Test Blu-ray / Le Baron de l’écluse, réalisé par Jean Delannoy

LE BARON DE L’ÉCLUSE réalisé par Jean Delannoy, disponible en Édition Digibook Blu-ray + DVD + Livret le 14 octobre 2019 chez Coin de mire Cinéma

Acteurs : Jean Gabin, Micheline Presle, Jean Desailly, Blanchette Brunoy, Jacques Castelot, Jean Constantin, Aimée Mortimer, Robert Dalban…

Scénario : Maurice Druon d’après une nouvelle de Georges Simenon

Photographie : Louis Page

Musique : Jean Prodromidès

Durée : 1h33

Date de sortie initiale : 1960

LE FILM

Antoine, dit le Baron, héros de la Première Guerre mondiale et fauché, vit à Deauville de ressources passagères et en jouant au casino. Quand il commence à remporter quelques belles sommes et un yacht en guise de paiement, le Baron part pour Monte-Carlo avec Perle, maîtresse du milliardaire Saddokkan qui est aussi son ancienne amante. Mais sa chance risque de très vite tourner…

« Avec toi, on prend toujours des allers simples et des retours compliqués ».

L’une des collaborations les plus fructueuses et prolifiques de Jean Gabin reste celle entamée en 1952 avec le cinéaste Jean Delannoy (1908-2008).
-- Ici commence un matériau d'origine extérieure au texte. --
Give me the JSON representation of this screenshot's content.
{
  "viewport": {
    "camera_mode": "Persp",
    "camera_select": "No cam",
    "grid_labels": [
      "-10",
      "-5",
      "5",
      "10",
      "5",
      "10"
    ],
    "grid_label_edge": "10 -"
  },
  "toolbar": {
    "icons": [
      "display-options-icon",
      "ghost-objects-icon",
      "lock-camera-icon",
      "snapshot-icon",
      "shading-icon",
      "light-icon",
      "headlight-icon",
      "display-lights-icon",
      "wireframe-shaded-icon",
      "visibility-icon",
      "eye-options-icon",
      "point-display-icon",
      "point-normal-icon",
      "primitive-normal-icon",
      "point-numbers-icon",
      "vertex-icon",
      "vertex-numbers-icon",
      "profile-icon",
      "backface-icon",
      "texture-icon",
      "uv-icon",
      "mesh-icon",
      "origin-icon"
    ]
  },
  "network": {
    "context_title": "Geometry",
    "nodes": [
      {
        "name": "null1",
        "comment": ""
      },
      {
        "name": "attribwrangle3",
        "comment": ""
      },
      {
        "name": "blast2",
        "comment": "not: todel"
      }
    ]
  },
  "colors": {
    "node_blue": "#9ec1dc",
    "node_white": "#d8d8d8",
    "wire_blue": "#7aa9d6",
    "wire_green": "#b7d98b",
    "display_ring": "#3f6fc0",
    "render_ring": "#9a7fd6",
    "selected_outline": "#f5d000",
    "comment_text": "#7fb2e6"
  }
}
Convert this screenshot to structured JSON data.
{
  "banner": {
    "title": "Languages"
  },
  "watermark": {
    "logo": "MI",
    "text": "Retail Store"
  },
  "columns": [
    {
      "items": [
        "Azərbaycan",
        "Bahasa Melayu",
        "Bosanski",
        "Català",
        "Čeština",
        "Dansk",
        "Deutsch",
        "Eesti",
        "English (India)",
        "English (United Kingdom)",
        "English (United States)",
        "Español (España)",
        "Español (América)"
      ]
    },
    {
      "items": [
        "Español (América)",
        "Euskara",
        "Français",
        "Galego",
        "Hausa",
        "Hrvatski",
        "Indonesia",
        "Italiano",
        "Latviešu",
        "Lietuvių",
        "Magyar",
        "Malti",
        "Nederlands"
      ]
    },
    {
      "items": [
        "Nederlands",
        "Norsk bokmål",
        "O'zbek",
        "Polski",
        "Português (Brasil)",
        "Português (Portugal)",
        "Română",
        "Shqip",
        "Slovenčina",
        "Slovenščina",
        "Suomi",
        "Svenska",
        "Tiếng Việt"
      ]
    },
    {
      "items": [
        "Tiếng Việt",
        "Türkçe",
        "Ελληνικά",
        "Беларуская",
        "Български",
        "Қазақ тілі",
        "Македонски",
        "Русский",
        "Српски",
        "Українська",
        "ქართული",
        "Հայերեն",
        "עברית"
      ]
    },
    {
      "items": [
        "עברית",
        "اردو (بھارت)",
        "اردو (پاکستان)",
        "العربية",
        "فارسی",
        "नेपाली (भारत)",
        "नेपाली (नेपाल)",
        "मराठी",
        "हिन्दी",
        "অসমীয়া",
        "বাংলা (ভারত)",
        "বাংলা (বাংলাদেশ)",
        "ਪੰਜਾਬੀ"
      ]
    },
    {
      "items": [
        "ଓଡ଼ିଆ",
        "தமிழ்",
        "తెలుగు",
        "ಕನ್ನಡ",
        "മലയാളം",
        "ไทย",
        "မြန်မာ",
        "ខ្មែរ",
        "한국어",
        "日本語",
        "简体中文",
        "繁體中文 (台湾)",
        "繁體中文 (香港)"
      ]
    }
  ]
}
Six longs métrages en commun, six énormes succès populaires avec La Minute de vérité (1952), Chiens perdus sans collier (1955), Maigret tend un piège (1958), Maigret et l’Affaire Saint-Fiacre (1959), Le Baron de l’écluse (1960) et Le Soleil des voyous (1967), qui auront attiré plus de 18 millions de français dans les salles ! Dans la filmographie du comédien, Le Baron de l’écluse se situe entre Archimède le clochard de Gilles Grangier, Rue des prairies de Denys de la Patellière et Les Vieux de la vieille de Gilles Grangier. A la fin des années 1950, Jean Gabin semble vouloir s’amuser après quelques drames, par ailleurs sublimes, comme Des gens sans importance de Henri Verneuil, Voici le temps des assassins de Julien Duvivier, Les Misérables de Jean-Paul Le Chanois, Le Désordre et la Nuit de Gilles Grangier et Les Grandes familles de Denys de la Patellière. Après Archimède le clochard, triomphe au box-office de l’année 1959, Jean Gabin se glisse à nouveau dans la peau d’un personnage truculent, celui du baron Jérôme Napoléon Antoine. Merveilleux, explosif, roublard et d’une suprême élégance, le « Vieux » s’en donne à coeur joie, pour le plus grand bonheur des spectateurs et de ses admirateurs.

Héros de la guerre 1914-1918, baron désargenté et joueur invétéré, Jérôme Napoléon Antoine mène une vie de palaces grâce à ses relations fortunées. La chance lui sourit. Au baccara, il gagne plus d’un million aux dépens de Saddokan, un mufle milliardaire et lui enlève Perle, une exquise jeune femme qui fut son ancienne flamme dix ans auparavant. Il gagne onze millions au marquis de Villamayor qui le paye partiellement avec un yacht, l’Antarès et promet de lui verser le solde de deux millions. Le baron prend possession du navire à Rotterdam et décide de se rendre à Monte-Carlo par les eaux intérieures. L’argent faisant à nouveau défaut, lui et Perle se trouvent en panne sèche à l’écluse de Vernisy. N’ayant plus même de quoi manger, ils vont devoir trouver des expédients : Perle va déjeuner dans un restaurant où elle fait la connaissance d’un riche négociant en champagne, Maurice Montbernon. Jérôme, quant à lui, est séduit par Maria la patronne du « Café de la Marine » et caresse un moment l’idée d’une vie rangée.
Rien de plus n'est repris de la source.